Log-book.- La luna llena derrama una luz tan viva que puedo escribir estas líneas sin la ayuda de una lámpara. Viernes duerme, hecho una bola a mis pies. La atmósfera irreal, la abolición de todas las cosas familiares en torno mío, toda esta carencia proporcionan a mis ideas una ligereza, una gratuidad, que redimen de su fugacidad. Esta meditación no será más que agua de borrajas. Ave spiritu, ¡las ideas que van a morir te saludan!

En el cielo aborrascado por su radiación el Gran Astro Alucinado flota como una gota gigantesca y viscosa. Su forma geométrica es impecable, pero su materia se halla agitada por un torbellino que evoca una creación intestina en pleno trabajo. En su blancura albuminosa se dibujan figuras vagas que desaparecen lentamente, miembros diseminados se recomponen, rostros que sonríen durante un instante; luego todo concluye en un remolino lechoso. De pronto los torbellinos aceleran su rotación hasta el punto de parecer inmóviles. Parece prevalecer una especie de congelación lunar, por el propio exceso de su temblor. Poco a poco las líneas encabalgadas que allí se dibujan se van precisando. Dos focos ocupan los polos contrapuestos del huevo. Un juego de arabescos se propaga de uno a otro. Los focos son ahora cabezas, el arabesco la conjunción de dos cuerpos. Dos seres semejantes, unos gemelos se están gestando en la luna; unos gemelos nacen de la luna. Anudados el uno al otro, se remueven con lentitud, como si despertaran de un sueño secular. Sus movimientos, que al principio parecen caricias mullidas y soñadoras, adquieren un sentido completamente opuesto: tratan ahora de separarse el uno del otro. Cada uno lucha con su sombra, espesa y obsesiva, como un niño con las húmedas tinieblas maternas. En cuanto se desprenden el uno del otro, se yerguen absortos y solitarios y tanteando reemprenden el camino de su intimidad fraterna. En el huevo de Leda, fecundado por el Cisne jupiterino, nacieron los Dióscuros, gemelos de la ciudad solar. Son hermanos con mucha más intensidad que los gemelos humanos, porque comparten la misma alma. Los gemelos humanos son pluránimes. Los Gemelos son unánimes. Por eso su carne posee una densidad extraordinaria, ya que se halla dos veces menos penetrada por el espíritu y es, por tanto, dos veces menos porosa, dos veces más pesada y más carne que la de los gemelos. Y de ahí proceden su eterna juventud, su inhumana belleza. Hay en ellos algo del cristal, del metal, algo de las brillantes superficies barnizadas, un resplandor que no es vivo. Se debe a que no son eslabones de una cadena que se extiende de generación en generación a través de las vicisitudes de la historia. Son los Dióscuros, seres caídos del cielo como meteoros, salidos de una generación vertical, abrupta. Su padre, el Sol, les bendice y su fuego les bendice y les confiere la eternidad.

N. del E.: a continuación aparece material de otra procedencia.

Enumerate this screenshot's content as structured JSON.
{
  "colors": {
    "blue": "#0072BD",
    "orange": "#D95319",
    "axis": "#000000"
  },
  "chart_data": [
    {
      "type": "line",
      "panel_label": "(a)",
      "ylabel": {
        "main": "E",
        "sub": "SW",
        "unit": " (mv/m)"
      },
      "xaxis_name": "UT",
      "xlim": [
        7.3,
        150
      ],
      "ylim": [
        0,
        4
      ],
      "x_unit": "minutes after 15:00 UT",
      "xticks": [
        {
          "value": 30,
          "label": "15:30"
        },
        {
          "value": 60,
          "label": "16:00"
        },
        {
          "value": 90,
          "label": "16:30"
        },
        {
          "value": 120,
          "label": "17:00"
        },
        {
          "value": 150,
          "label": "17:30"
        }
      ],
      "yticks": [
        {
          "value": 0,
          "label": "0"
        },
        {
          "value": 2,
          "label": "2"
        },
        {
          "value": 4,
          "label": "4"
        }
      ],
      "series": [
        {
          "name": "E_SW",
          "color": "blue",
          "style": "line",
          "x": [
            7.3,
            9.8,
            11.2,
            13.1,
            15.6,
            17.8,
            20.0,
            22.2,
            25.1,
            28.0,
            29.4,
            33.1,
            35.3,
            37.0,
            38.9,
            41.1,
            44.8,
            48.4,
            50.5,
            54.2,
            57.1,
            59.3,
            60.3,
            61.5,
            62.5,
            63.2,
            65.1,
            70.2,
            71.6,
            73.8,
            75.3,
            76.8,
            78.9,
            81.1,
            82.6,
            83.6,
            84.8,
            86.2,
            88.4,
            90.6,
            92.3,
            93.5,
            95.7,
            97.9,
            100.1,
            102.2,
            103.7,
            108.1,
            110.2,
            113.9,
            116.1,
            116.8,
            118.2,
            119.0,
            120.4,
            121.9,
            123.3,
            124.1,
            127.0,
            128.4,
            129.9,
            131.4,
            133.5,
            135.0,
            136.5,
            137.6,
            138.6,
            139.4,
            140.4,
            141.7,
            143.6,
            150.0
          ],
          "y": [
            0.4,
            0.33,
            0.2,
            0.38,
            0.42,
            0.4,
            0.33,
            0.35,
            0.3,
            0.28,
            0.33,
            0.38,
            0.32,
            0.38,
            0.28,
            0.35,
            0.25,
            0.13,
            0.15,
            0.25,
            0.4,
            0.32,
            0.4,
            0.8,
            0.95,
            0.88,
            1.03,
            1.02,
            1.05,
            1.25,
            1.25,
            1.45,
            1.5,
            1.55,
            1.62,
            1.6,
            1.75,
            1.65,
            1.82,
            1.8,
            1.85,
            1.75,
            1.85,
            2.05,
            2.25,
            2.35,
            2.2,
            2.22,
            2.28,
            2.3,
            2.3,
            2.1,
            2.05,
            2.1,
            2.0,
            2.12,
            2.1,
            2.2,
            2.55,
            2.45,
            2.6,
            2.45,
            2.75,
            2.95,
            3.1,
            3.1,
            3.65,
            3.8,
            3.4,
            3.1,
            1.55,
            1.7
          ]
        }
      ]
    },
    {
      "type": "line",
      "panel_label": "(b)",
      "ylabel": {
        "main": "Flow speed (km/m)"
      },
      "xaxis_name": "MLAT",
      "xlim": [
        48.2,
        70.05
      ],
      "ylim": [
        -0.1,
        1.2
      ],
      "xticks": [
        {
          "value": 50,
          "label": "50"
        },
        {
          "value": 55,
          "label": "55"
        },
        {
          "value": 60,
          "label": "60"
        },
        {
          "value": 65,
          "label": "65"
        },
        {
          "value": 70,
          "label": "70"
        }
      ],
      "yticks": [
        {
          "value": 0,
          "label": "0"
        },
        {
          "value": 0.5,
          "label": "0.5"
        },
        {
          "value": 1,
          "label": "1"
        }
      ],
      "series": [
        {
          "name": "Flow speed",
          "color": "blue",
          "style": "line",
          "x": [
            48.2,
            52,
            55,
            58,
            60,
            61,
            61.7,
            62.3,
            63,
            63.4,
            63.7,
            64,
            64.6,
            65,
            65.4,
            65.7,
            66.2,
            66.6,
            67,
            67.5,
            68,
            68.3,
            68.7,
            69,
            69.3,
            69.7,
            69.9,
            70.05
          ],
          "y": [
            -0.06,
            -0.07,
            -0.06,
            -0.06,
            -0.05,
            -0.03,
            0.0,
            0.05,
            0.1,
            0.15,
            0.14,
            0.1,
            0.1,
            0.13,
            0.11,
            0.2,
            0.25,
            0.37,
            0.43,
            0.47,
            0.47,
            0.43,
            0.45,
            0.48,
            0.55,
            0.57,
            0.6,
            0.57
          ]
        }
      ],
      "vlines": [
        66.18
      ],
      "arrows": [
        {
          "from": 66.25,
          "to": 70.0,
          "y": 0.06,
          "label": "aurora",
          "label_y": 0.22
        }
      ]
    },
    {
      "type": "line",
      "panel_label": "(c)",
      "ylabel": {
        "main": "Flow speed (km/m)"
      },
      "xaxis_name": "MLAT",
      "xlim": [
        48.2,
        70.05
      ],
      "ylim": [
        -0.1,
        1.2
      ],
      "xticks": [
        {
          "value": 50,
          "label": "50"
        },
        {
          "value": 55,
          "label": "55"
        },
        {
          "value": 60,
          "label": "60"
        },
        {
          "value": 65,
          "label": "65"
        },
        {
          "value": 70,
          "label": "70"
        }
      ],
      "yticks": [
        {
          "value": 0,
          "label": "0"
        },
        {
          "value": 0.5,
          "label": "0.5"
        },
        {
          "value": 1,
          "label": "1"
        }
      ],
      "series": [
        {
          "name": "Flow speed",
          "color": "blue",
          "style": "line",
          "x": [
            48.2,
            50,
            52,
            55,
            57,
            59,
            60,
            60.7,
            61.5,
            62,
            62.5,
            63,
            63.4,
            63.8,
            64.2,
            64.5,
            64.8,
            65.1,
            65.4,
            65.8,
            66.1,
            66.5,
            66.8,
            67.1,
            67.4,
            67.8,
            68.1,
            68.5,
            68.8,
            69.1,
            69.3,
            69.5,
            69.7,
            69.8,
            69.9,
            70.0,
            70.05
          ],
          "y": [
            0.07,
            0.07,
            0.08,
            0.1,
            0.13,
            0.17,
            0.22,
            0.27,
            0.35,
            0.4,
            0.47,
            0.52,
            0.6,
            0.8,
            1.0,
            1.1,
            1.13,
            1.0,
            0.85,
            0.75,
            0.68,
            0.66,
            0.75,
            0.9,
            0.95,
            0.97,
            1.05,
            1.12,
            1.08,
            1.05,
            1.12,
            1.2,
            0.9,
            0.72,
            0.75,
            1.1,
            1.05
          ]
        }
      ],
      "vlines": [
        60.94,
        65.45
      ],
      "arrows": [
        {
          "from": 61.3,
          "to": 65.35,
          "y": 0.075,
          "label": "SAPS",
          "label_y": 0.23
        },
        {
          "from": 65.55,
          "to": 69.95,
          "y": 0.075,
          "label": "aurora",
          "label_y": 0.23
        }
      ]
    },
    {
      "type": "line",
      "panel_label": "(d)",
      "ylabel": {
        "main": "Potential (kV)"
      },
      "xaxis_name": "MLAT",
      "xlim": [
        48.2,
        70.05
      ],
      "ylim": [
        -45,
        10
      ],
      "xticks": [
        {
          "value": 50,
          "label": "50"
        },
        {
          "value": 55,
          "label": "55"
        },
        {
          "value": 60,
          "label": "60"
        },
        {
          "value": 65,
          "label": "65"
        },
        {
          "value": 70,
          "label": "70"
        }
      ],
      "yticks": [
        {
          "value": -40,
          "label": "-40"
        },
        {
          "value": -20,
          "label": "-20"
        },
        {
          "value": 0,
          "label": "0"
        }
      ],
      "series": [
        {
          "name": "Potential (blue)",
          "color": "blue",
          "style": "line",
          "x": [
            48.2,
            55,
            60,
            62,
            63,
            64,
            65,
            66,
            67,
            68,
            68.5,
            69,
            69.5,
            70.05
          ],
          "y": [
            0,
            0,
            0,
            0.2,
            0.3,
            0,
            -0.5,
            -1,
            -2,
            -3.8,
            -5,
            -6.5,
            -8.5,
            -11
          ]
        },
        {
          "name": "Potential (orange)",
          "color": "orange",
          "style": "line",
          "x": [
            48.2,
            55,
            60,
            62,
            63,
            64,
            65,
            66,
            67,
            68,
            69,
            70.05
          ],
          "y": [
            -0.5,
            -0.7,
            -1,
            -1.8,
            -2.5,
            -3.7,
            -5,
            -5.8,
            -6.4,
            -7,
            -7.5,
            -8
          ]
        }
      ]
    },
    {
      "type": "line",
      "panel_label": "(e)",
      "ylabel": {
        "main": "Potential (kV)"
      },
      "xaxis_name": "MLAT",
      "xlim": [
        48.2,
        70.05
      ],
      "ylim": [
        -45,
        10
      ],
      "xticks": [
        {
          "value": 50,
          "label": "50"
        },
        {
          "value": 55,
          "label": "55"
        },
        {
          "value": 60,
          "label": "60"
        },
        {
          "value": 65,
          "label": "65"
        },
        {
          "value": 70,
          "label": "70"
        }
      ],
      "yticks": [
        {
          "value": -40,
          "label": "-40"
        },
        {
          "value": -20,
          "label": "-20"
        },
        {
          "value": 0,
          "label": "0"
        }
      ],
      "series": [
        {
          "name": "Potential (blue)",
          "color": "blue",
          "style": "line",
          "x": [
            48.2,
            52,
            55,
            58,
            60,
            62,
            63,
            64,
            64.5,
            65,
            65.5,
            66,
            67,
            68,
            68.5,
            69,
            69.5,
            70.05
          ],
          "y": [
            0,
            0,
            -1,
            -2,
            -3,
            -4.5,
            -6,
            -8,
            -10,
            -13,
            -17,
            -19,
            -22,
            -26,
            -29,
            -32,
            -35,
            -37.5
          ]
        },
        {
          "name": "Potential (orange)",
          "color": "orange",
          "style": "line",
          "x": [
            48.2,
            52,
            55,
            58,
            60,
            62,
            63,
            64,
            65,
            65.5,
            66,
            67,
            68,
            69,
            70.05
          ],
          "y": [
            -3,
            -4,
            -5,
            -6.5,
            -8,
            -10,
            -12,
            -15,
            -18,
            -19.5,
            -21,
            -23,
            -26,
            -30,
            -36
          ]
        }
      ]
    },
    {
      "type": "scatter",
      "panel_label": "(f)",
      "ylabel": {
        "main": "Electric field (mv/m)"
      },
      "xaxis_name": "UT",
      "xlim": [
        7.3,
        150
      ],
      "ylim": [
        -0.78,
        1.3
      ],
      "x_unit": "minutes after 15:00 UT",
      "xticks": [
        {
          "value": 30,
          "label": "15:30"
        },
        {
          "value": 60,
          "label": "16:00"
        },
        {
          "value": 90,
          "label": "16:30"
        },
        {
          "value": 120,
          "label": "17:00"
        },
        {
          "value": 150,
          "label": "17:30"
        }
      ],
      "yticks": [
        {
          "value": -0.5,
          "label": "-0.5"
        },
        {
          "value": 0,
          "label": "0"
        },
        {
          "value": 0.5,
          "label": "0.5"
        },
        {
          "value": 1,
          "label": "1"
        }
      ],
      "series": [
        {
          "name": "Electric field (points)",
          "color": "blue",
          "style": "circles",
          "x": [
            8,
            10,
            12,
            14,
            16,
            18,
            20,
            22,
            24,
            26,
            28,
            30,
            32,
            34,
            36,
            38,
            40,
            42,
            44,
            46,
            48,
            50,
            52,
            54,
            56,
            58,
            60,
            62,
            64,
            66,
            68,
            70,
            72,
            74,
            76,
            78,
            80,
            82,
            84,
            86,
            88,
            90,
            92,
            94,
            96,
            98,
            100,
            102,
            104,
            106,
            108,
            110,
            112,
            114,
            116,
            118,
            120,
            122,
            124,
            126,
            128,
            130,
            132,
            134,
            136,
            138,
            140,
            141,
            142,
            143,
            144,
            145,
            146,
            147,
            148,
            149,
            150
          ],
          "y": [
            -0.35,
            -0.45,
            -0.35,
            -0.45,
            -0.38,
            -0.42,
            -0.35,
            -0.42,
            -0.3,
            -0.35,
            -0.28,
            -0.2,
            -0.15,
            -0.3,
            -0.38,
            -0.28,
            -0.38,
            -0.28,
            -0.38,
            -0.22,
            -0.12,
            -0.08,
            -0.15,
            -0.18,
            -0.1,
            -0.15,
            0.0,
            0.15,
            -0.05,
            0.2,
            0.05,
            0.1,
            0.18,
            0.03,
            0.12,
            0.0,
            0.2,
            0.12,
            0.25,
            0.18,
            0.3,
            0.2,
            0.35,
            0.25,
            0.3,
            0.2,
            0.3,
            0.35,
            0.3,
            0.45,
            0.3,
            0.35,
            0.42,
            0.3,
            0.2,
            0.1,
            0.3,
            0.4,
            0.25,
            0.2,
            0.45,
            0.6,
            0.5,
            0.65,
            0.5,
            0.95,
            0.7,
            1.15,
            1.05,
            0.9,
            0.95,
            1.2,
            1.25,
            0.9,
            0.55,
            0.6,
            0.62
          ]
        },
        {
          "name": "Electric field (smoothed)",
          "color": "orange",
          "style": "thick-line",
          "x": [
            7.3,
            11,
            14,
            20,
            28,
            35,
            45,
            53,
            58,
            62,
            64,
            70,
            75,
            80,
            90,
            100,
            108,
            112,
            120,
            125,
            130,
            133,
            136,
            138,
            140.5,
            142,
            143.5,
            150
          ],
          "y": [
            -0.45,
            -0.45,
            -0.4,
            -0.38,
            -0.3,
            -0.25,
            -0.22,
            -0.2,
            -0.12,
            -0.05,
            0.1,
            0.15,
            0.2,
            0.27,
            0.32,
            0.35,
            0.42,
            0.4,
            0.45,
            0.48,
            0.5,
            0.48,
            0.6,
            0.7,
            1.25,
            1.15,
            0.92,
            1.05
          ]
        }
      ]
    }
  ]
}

Una nubecilla, nacida en el occidente, viene a tapar el huevo de Leda. Viernes dirige hacia mí un rostro perdido y pronuncia varias frases incoherentes con una voz extraordinariamente rápida y luego se sumerge de nuevo en su sueño, con las piernas perezosamente plegadas bajo su vientre, los puños cerrados, colocados a un lado y a otro de su negra cabeza. Venus, el Cisne, Leda, los Dióscuros…, tanteo en busca de mí mismo en un bosque de alegorías.